Z nagrań świadków wynika, że były to bezzałogowce typu Lutyj.
Władze regionu, ani reżimowe media nie podały żadnych informacji na ten temat. Gubernator obwodu samarskiego Wiaczesław Fedoriszczew wspomniał na Telegramie o ataku dronów na region. Przestrzegł też, by mieszkańcy nie publikowali zdjęć i nagrań z miejsca uderzenia. Jego napomnienie nie podziałało. W sieci roi się od nagrań z Nowokujbyszewska.
Rafineria w Nowokujbyszewsku przestała operować już na początku sierpnia poprzednim nalocie ukraińskich dronów. Trudno ocenić skalę szkód ostatniego ataku, ale wydaje się, że tym razem została skutecznie unieruchomiona.
Pożar rafinerii w Kraju Krasnodarskim
W nocy bezzałogowce uderzyły również na rafinerię w miejscowości Afipskij w Kraju Krasnodarskim na południu Rosji (przeszło 400 km od linii frontu w Ukrainie). W sieci pojawiły się nagrania pożaru.
Nie ma jednak żadnych oficjalnych komunikatów na temat skutków tego ataku.
Rosja zakazała eksportu benzyny
Seria celnych nalotów ukraińskich dronów na rosyjskie rafinerie wywołała kryzys paliwowy. Moskwa zareagowała wprowadzeniem zakazu eksportu benzyny. Nowe restrykcje będą obowiązywać od 1 września do 31 października 2025 r. i przedłużają wcześniejszy zakaz, wygasający z końcem sierpnia. Obejmują one „wszystkich eksporterów, niezależnie od tego, czy są producentami”. Jak podano w komunikacie, decyzja ma na celu „utrzymanie stabilnej sytuacji na krajowym rynku paliw”.
Mimo zakazu, ceny paliwa w ostatnim czasie wzrosły, a najbardziej popularna w Rosji benzyna AI-92 i AI-95 osiągnęła niemal rekordową cenę 80 tys. rubli za tonę (ok. 717,7 USD) - wynika z danych petersburskiej giełdy.
To już permanentny kryzys paliwowy?
Do wzrostu cen przyczyniły się nie tylko zniszczenia rafinerii i magazynów paliw w wyniku regularnych ataków dronowych przeprowadzanych przez Ukrainę. Istotnym czynnikiem jest także wzmożony popyt na benzynę w trakcie sezonu turystycznego.
Szczególnie trudna sytuacja panuje na rosyjskim Dalekim Wschodzie, gdzie w niektórych regionach tworzą się wielokilometrowe kolejki do stacji benzynowych, a miejscami paliwa brakuje całkowicie.
Analitycy ostrzegają, że sam zakaz eksportu może nie wystarczyć do opanowania kryzysu.
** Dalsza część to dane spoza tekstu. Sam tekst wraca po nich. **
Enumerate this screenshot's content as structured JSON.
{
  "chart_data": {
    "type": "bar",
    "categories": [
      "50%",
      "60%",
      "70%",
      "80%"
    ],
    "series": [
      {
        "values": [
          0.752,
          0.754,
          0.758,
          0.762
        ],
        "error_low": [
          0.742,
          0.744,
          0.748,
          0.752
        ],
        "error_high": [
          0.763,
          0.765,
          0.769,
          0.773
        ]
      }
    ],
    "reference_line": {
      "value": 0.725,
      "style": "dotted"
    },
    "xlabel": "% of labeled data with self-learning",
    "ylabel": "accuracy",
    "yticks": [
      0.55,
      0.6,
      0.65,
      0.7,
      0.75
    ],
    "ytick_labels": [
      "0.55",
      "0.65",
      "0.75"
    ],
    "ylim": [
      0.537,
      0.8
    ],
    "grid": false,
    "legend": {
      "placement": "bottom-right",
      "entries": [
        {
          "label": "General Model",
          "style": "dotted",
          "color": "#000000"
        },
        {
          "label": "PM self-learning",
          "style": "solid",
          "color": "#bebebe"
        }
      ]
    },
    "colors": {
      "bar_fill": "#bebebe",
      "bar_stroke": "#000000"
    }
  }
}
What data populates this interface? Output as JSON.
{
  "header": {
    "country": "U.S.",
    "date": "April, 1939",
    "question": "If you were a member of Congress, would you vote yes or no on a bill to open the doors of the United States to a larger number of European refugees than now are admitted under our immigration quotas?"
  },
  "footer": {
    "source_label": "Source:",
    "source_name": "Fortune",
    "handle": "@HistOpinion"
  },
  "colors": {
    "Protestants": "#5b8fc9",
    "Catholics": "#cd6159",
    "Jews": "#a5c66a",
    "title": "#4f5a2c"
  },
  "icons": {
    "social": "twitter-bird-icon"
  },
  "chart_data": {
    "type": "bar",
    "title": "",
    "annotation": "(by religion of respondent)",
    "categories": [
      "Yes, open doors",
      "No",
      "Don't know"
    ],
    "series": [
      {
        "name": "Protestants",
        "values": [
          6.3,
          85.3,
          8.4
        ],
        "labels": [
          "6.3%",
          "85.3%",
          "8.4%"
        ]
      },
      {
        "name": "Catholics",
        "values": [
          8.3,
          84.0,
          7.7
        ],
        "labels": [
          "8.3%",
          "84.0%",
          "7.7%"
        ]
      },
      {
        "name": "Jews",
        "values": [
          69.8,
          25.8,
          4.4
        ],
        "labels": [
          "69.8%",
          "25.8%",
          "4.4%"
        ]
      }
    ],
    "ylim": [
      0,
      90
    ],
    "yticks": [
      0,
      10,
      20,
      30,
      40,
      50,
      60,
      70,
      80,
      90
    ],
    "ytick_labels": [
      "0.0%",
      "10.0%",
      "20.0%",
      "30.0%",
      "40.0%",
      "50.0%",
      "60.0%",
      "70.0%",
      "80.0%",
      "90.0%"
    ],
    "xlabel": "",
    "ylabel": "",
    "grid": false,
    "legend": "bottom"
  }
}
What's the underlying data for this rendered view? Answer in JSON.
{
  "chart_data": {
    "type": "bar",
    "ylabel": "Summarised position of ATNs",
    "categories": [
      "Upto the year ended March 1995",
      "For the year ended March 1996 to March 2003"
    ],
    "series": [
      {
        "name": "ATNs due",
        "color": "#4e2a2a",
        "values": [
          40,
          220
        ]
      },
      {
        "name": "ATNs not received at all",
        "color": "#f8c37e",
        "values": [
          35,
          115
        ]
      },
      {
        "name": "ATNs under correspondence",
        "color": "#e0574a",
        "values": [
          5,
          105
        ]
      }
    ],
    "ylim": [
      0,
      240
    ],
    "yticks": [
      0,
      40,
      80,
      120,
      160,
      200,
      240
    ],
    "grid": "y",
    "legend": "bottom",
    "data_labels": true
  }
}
Wolumen eksportu benzyny jest bowiem znacznie mniejszy od poziomu krajowej konsumpcji, co oznacza, że przekierowanie paliwa na rynek wewnętrzny będzie miało ograniczony efekt.
Rosja, będąca jednym z największych producentów benzyny na świecie, eksportuje ją głównie do Turcji i Egiptu.